Well evoked. I wonder how many of us will see the battlefields of the first world war in the prompt and how many the camps of the second.
Sadly I also was reminded of the First World War, like the Second World War that they happened horrifies so many of us. That last line, …
K Rawson said it best. Great job.
Chilling.
I have many letters written by my Uncle and my father in law from WWII. The war had changed, but the end result remained the same. I always wondered about what they didn’t tell, couldn’t tell…
I am certain I now know.
Pathetic war that strips life from us!
Gut wrenching, puke rising, all too too real. Great descriptions.
Internalizing that kind of horror is awful enough. I can understand not wanting to burden the family with what a soldier has seen. WWI was supposed to be the war to end all wars, but I think as long as there are humans, there will be war. Tragic. Well told story.
The barbed wire did make me think of the Great War and the no man’s land. You told this just perfectly. Especially that last image.

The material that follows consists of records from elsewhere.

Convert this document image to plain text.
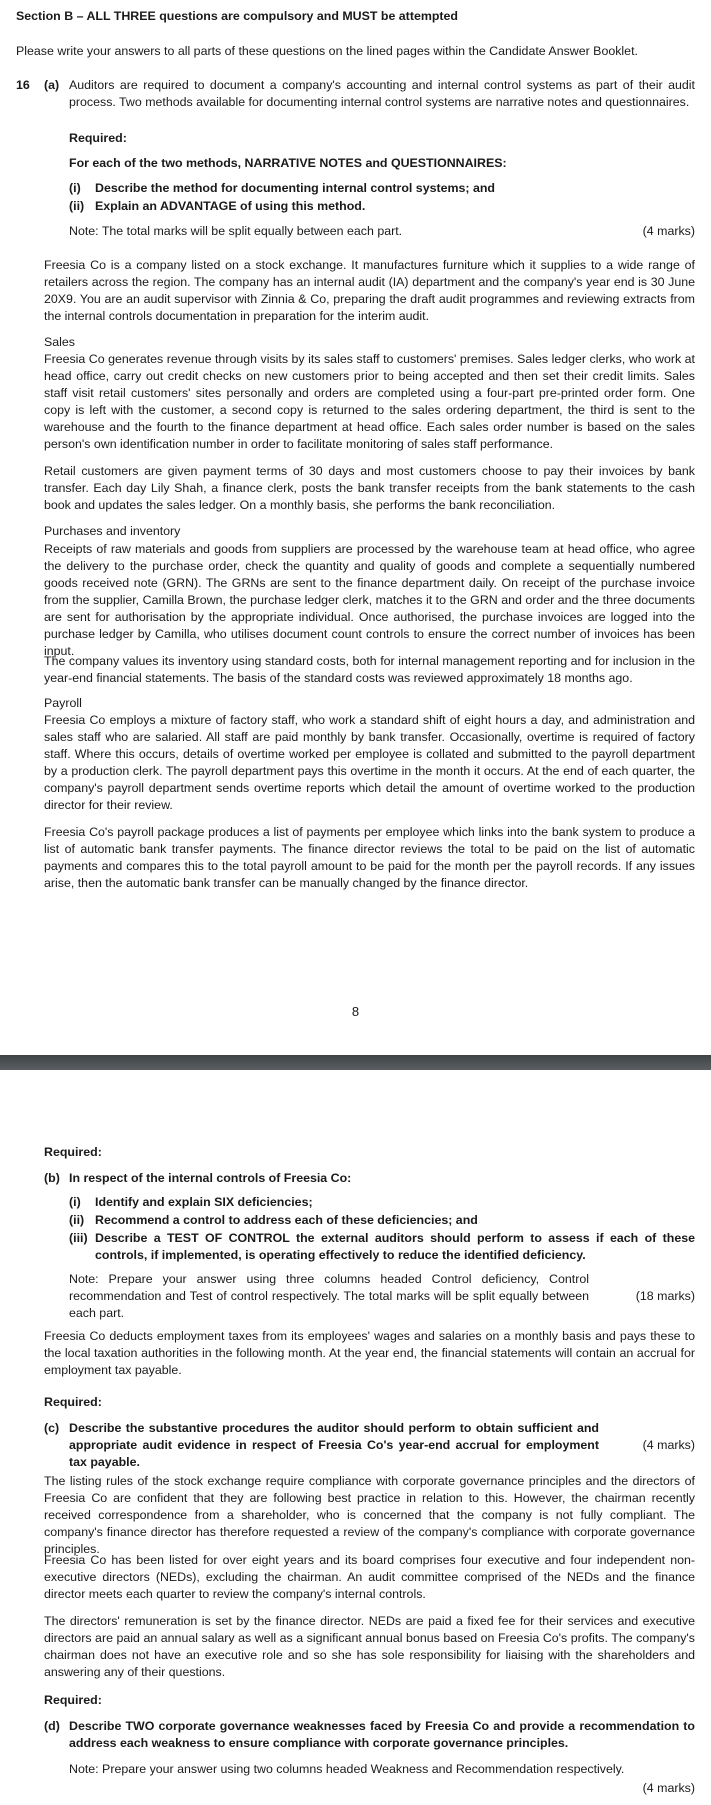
Section B – ALL THREE questions are compulsory and MUST be attempted
Please write your answers to all parts of these questions on the lined pages within the Candidate Answer Booklet.
16	(a) Auditors are required to document a company's accounting and internal control systems as part of their audit process. Two methods available for documenting internal control systems are narrative notes and questionnaires.
Required:
For each of the two methods, NARRATIVE NOTES and QUESTIONNAIRES:
(i) Describe the method for documenting internal control systems; and
(ii) Explain an ADVANTAGE of using this method.
Note: The total marks will be split equally between each part.	(4 marks)
Freesia Co is a company listed on a stock exchange. It manufactures furniture which it supplies to a wide range of retailers across the region. The company has an internal audit (IA) department and the company's year end is 30 June 20X9. You are an audit supervisor with Zinnia & Co, preparing the draft audit programmes and reviewing extracts from the internal controls documentation in preparation for the interim audit.
Sales
Freesia Co generates revenue through visits by its sales staff to customers' premises. Sales ledger clerks, who work at head office, carry out credit checks on new customers prior to being accepted and then set their credit limits. Sales staff visit retail customers' sites personally and orders are completed using a four-part pre-printed order form. One copy is left with the customer, a second copy is returned to the sales ordering department, the third is sent to the warehouse and the fourth to the finance department at head office. Each sales order number is based on the sales person's own identification number in order to facilitate monitoring of sales staff performance.
Retail customers are given payment terms of 30 days and most customers choose to pay their invoices by bank transfer. Each day Lily Shah, a finance clerk, posts the bank transfer receipts from the bank statements to the cash book and updates the sales ledger. On a monthly basis, she performs the bank reconciliation.
Purchases and inventory
Receipts of raw materials and goods from suppliers are processed by the warehouse team at head office, who agree the delivery to the purchase order, check the quantity and quality of goods and complete a sequentially numbered goods received note (GRN). The GRNs are sent to the finance department daily. On receipt of the purchase invoice from the supplier, Camilla Brown, the purchase ledger clerk, matches it to the GRN and order and the three documents are sent for authorisation by the appropriate individual. Once authorised, the purchase invoices are logged into the purchase ledger by Camilla, who utilises document count controls to ensure the correct number of invoices has been input.
The company values its inventory using standard costs, both for internal management reporting and for inclusion in the year-end financial statements. The basis of the standard costs was reviewed approximately 18 months ago.
Payroll
Freesia Co employs a mixture of factory staff, who work a standard shift of eight hours a day, and administration and sales staff who are salaried. All staff are paid monthly by bank transfer. Occasionally, overtime is required of factory staff. Where this occurs, details of overtime worked per employee is collated and submitted to the payroll department by a production clerk. The payroll department pays this overtime in the month it occurs. At the end of each quarter, the company's payroll department sends overtime reports which detail the amount of overtime worked to the production director for their review.
Freesia Co's payroll package produces a list of payments per employee which links into the bank system to produce a list of automatic bank transfer payments. The finance director reviews the total to be paid on the list of automatic payments and compares this to the total payroll amount to be paid for the month per the payroll records. If any issues arise, then the automatic bank transfer can be manually changed by the finance director.
8
Required:
(b) In respect of the internal controls of Freesia Co:
(i) Identify and explain SIX deficiencies;
(ii) Recommend a control to address each of these deficiencies; and
(iii) Describe a TEST OF CONTROL the external auditors should perform to assess if each of these controls, if implemented, is operating effectively to reduce the identified deficiency.
Note: Prepare your answer using three columns headed Control deficiency, Control recommendation and Test of control respectively. The total marks will be split equally between each part.
(18 marks)
Freesia Co deducts employment taxes from its employees' wages and salaries on a monthly basis and pays these to the local taxation authorities in the following month. At the year end, the financial statements will contain an accrual for employment tax payable.
Required:
(c) Describe the substantive procedures the auditor should perform to obtain sufficient and appropriate audit evidence in respect of Freesia Co's year-end accrual for employment tax payable.
(4 marks)
The listing rules of the stock exchange require compliance with corporate governance principles and the directors of Freesia Co are confident that they are following best practice in relation to this. However, the chairman recently received correspondence from a shareholder, who is concerned that the company is not fully compliant. The company's finance director has therefore requested a review of the company's compliance with corporate governance principles.
Freesia Co has been listed for over eight years and its board comprises four executive and four independent non-executive directors (NEDs), excluding the chairman. An audit committee comprised of the NEDs and the finance director meets each quarter to review the company's internal controls.
The directors' remuneration is set by the finance director. NEDs are paid a fixed fee for their services and executive directors are paid an annual salary as well as a significant annual bonus based on Freesia Co's profits. The company's chairman does not have an executive role and so she has sole responsibility for liaising with the shareholders and answering any of their questions.
Required:
(d) Describe TWO corporate governance weaknesses faced by Freesia Co and provide a recommendation to address each weakness to ensure compliance with corporate governance principles.
Note: Prepare your answer using two columns headed Weakness and Recommendation respectively.
(4 marks)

No words. No words at all.
OK, maybe two. Superb story!
The last line is very powerful. Well written!
Wow! This is an amazing and dark picture. I am feeling shades of WWI.
What a powerful piece…
Some 60 years later, my dad told some of the horrors of his war. Things he saw and felt were too much sometimes even then to share.
Nice WWI reference and story. The poor soldiers, suffering yet compassionate enough to withhold the truth from their families so that they would not worry/suffer more.